At 20 years of age, Kane is already entering his third season in the NHL. While he may not have broken into the league at such a young age on a stronger club, it still speaks to the supreme talent and physical maturity that Kane displayed as an 18 year old. His calling cards are simple yet classic: big and fast, with sweet hands and a hard shot. He can dangle, he can take the puck hard to the net, and he plays with an edge. Evander Kane has game breaking talent; he is the forward around whom our offence should be built.
In just his second (and final) year of junior hockey, Kane scored 48 goals and 96 points in just 61 games, finishing as a WHL First Team All-Star. He played for Canada at the World Junior Championships at age *17 – a rare feat considering the tournament is made up primarily of 19 year olds. On the strength of this fantastic year, he was chosen 4th overall in the 2009 NHL Entry Draft – immediately after highly touted prospects John Tavares, Victor Hedman and Matt Duchene. Kane’s junior hockey coach, Don Hay, wasn’t the least bit surprised to see him drafted that early. Hay, who also coached Jarome Iginla and Shane Doan when they were in junior hockey, said that Kane was actually a better player at that age than either Iginla or Doan. While he made no guarantees of Kane having similar NHL success, it says a lot about just how talented a player Kane is.
*The only 17 year olds to play for Canada at the WJC in the last decade are Jason Spezza, Jay Bouwmeester, Rick Nash, Sidney Crosby, Jonathan Toews, Sam Gagner, Steven Stamkos, John Tavares, and Ryan Ellis – most of whom are stars in the NHL today.
Kane made his NHL debut in the fall of 2009. Like most rookies, he didn’t receive a lot of ice time, averaging less than 14 minutes per game, only 20 seconds of which came on the powerplay. He also sustained a foot injury in March of 2010 and missed 15 games. Despite all this, he managed to score 14 goals in just 66 games. After the NHL season finished, he was invited to play for Canada at the World Hockey along with elite players like Corey Perry and Steven Stamkos, and other young stars like John Tavares and Matt Duchene. In that star-studded line-up, he finished tied for 6th in scoring.

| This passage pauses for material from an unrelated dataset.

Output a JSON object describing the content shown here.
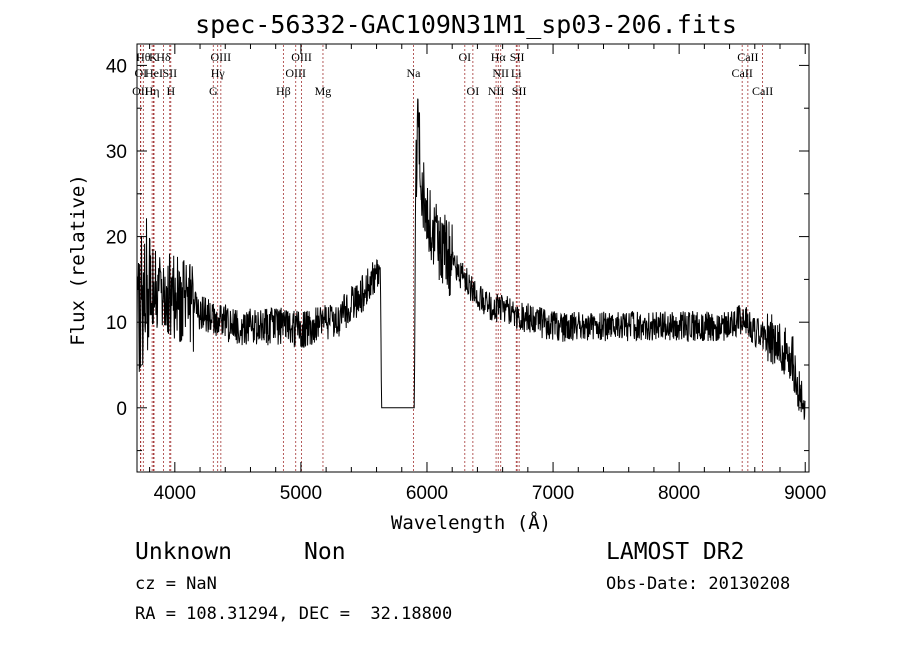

In just his second NHL season, Kane became an important offensive contributor. He scored 16 goals and 17 assists in his first 48 games, helping to put the Thrashers in playoff contention heading into February. However, as his team’s play declined, Kane’s production tailed off, scoring only 3 goals in his last 25 games. Nonetheless, it was a successful sophomore season, as he improved in almost every statistical category. His ice time increased to nearly 18 minutes per game; he led all Thrashers forwards in shots with 234, up from 127 the previous year; and he scored 19 goals and 43 points – good for 3rd among forwards. He was again invited to play for Canada at the IIHF World Hockey Championships; one of only a handful of Canadians to do so twice as a teenager.
Based on his skill set, pedigree, and production thus far, Kane looks more than capable of being a first-line NHL winger. However, it’s important to temper expectations of a player that’s still so young, particularly when many of the key players around him are also years from their prime. While Kane may be the most talented forward on the team, it’s asking a lot of a 20 year old player to lead a team offensively at such a young age. It reminds me of a quote from Guy Carboneau a few years ago when he was still coaching the Habs. A reporter asked Carboneau if he thought rookie centre Mikhail Grabovski could help elevate the play of enigmatic Russian winger Alex Kovalev. Carboneau looked at the reporter in a dismissive fashion and said “it’s not Grabovski’s responsibility to improve Kovalev’s play. Alex Kovalev is an NHL veteran – that’s his job.” Kane has the skill to score 30, or even 40 goals, but that day is probably a few years down the road. For the time being, he should be looked upon as a great second line option.